Community Emergency Response Teams (CERT) and members of the public took part in an advanced course with fire and medical officials today.
As community members prepare for disaster, fire officials say it couldn’t come at a better time.
“We’re anticipating, in the absence of more significant precipitation, having an early start to our fire season and ultimately a more intense fire season,” said Ashland Fire Chief John Karns.
That hot dry weather means an especially big role for an organization that is already a big asset in times of disaster.
“CERT as a whole is very important in Southern Oregon because honestly we don’t have the depth of first responder resources to really satisfy all the demands on an emergency scene,” said Karns.
Attendees at today’s training learned the basics of command structure — who gives the orders and who is in charge of doing what.

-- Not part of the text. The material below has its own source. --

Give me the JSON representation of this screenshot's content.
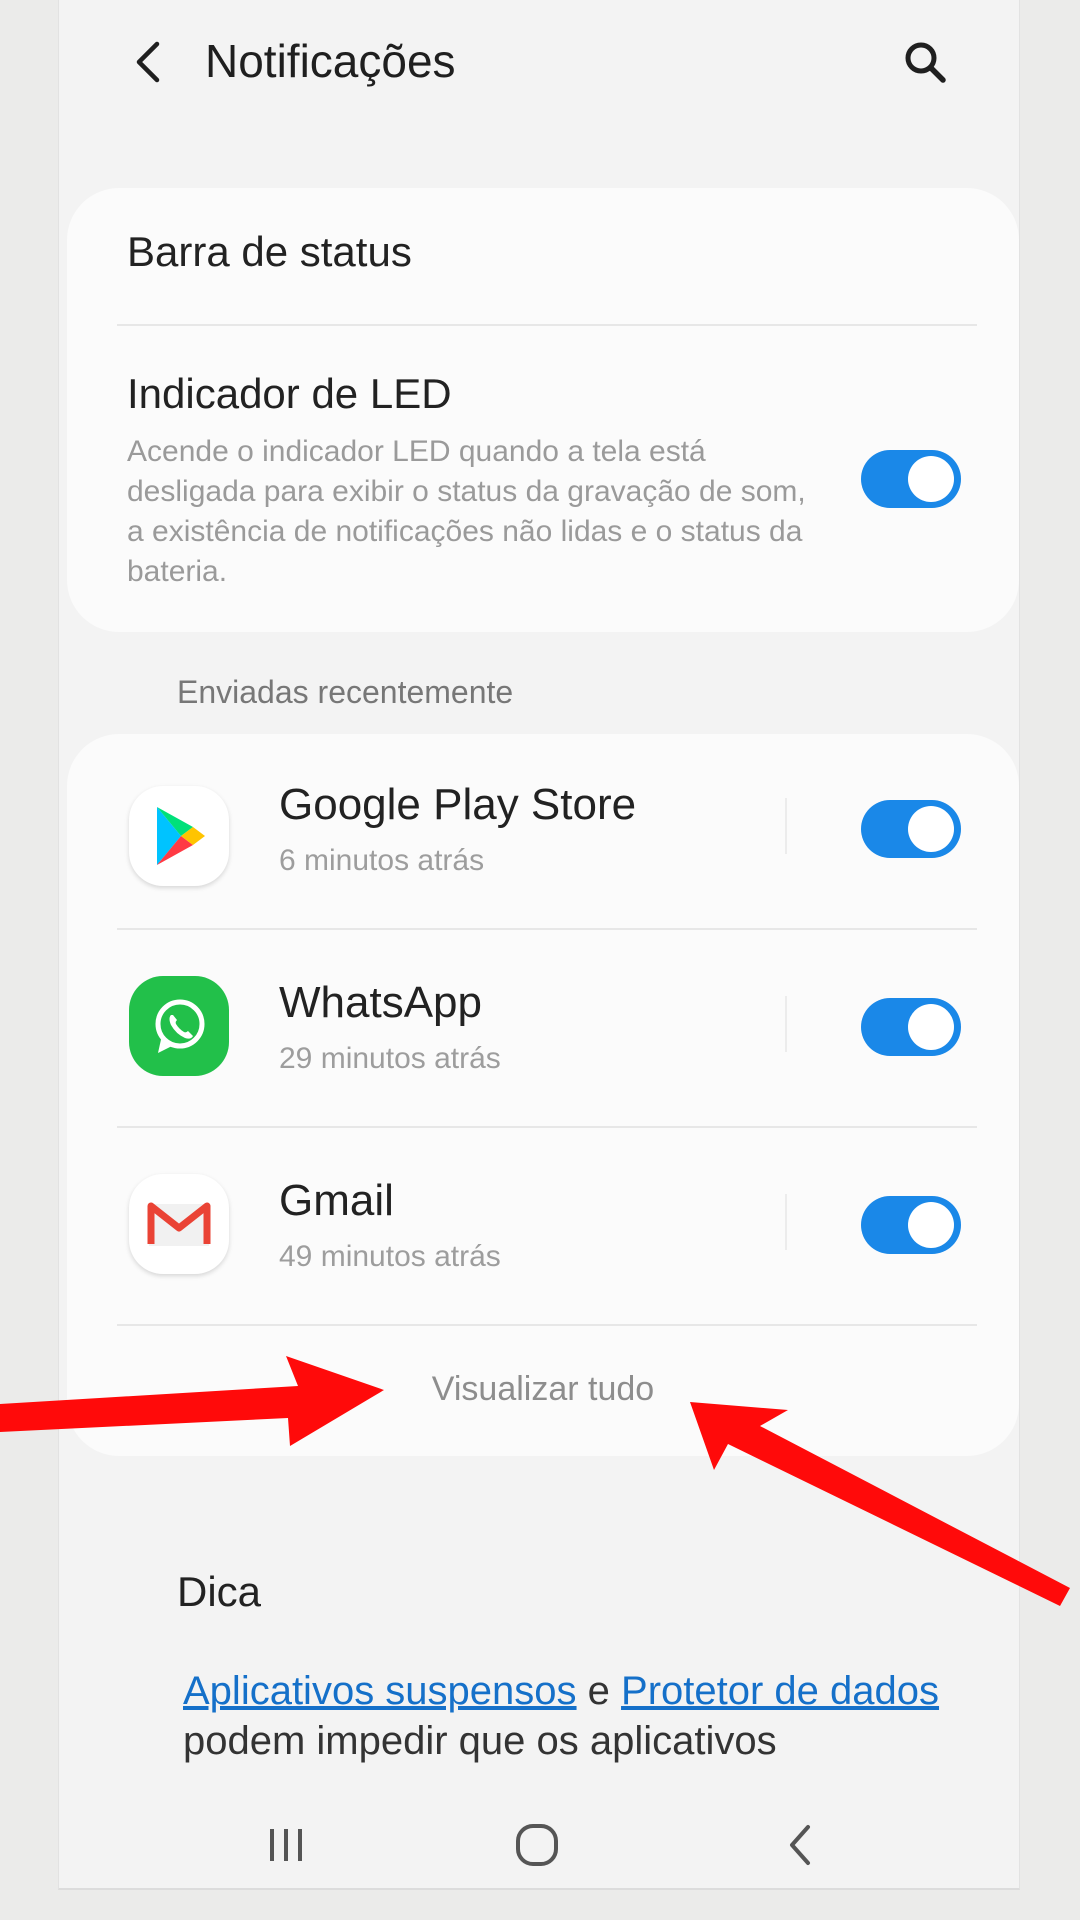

They also learned how to put together an organized medical response – using teddy bears as victims.
“This is a really unique training, and it’s great for the public as well as our members,” said CERT Program Coordinator Terri Eubanks. “They’re getting a little bit of everything.”
And it’s all thanks to a FEMA grant. Ashland is the only city in the Rogue Valley to get FEMA dollars to put on optional training courses this year.
It allows them to go above and beyond the two basic training courses normally given annually.
“Disasters are ever-occurring,” said Eubanks. “We never know when we’re going to have a huge earthquake here or a big flood event again or even a drought that can turn into a major disaster.”
Officials say that preparedness means if the time does come, they’ll be ready.
“The organization is very strong, very well-defined, and allows for folks to come in and have a clear understanding of what their responsibilities are,” said Karns.